News 3 dug through dozens and dozens of cases from the area where nurses and other medical professionals were caught abusing drugs and getting into trouble.

"As a nurse, I had an unlimited supply of medication right there,” said one nurse who did not want to be identified.

She said a personal injury caused her to take prescription medication.

“I immediately thought this is the best thing, this is what I've been looking for,” she said.

Weeks turned into months and months turned into a terrible addiction, she said.

“I could no longer get the medications from the physician. I began to take them from work,” she said.

This mother had devoted her life to helping and treating patients.

At first, she said getting pills wasn't a problem and over the course of two years she said the addiction got out of control.

“I would do anything that included stealing from patients I was entrusted to care for,” she said.

She isn’t the only one.

News 3 went through reports from the Virginia Department of Health Professions.

A nurse in Gloucester found face down on a medication cart tested positive for opioids, according to a report.

Another nurse in Smithfield had slurred speech and her eyes were rolling back in her head, according to state records. The day before, hospital leaders found an empty bottle of pills, a crack pipe and a razor blade near her car. She said they weren't hers but her license was suspended, according to the report.

Another nurse was arrested and accused of stealing drugs in Williamsburg and it wasn't the first time - she had been in trouble two years prior for 15 counts of prescription fraud.

People who spent years studying to becoming qualified were now putting their license and freedom on the line.

In many cases, it’s co-workers who notice a problem.

Director of Sentara Pharmacy Jon Horton said, “We also rely on our staff to identify impaired individuals.”

Sentara Officials brought News 3 inside one of their hospitals to show us how drugs are secured.

They showed us how only qualified employees are allowed inside a locked room. They use a badge, a password and a fingerprint to get the proper medication.

They said medications that nurses are taking to patients are strictly tracked.

Sentara Pharmacy Manager Kemi Olatunji said, “We are monitoring every single tablet, syringe, IV from the time it enters our facility to the time it’s administered.”

They also compare what each nurse is giving out.

“We can also see when you’ve been administrating medication when your peers have not been, we’d say wait what is going on here,” said Horton.

According to the Virginia Attorney General Mark Herring:

In 2015, 576 Virginians died from a prescription opioid overdose, 342 from a heroin overdose, and 224 from an overdose of fentanyl.
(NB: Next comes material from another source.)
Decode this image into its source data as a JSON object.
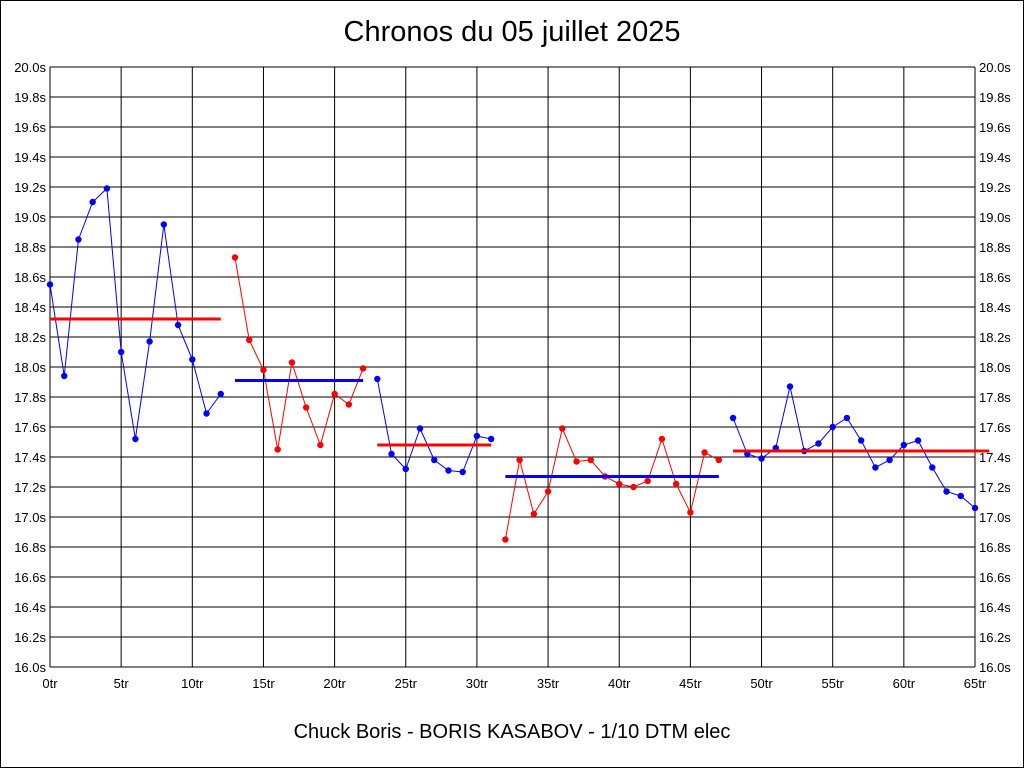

Through the first six months of 2016, at least 213 Virginians have died from a fatal prescription opioid overdose, 103 from a heroin overdose, and 136 from a fentanyl overdose.

There is a strong link between misuse of prescription opioids, opioid addiction, and even later use of heroin once prescriptions become too expensive or are no longer accessible. According to the National Institute on Drug Abuse:

  • Half of young people who used heroin got started by abusing prescription opioids.
  • One in fifteen individuals who misuse prescription opioid painkillers will try heroin within 10 years.
  • The number of opioid prescriptions has nearly tripled over the last 25 years, and the United States now accounts for nearly 100 percent of the world's hydrocodone prescriptions and 81 percent for oxycodone.
  • The number of Americans abusing heroin nearly doubled from 2007 to 2012, with nearly 700,000 now abusing heroin.
  • In Virginia, abuse and overdose deaths continue to rise:
    • Prescription opioid overdose deaths have risen 44 percent between 2007 and 2015, from 399 deaths to 576.
    • Heroin overdose deaths have risen more than 600 percent between 2010 and 2015, from 48 to 342.
    • Fentanyl deaths have risen 367 percent from 2007 to 2015, from 48 to 224.
    • More than 500 people went to a Virginia emergency room from a heroin overdose in the first four months of 2016, a 250% increase over 2015.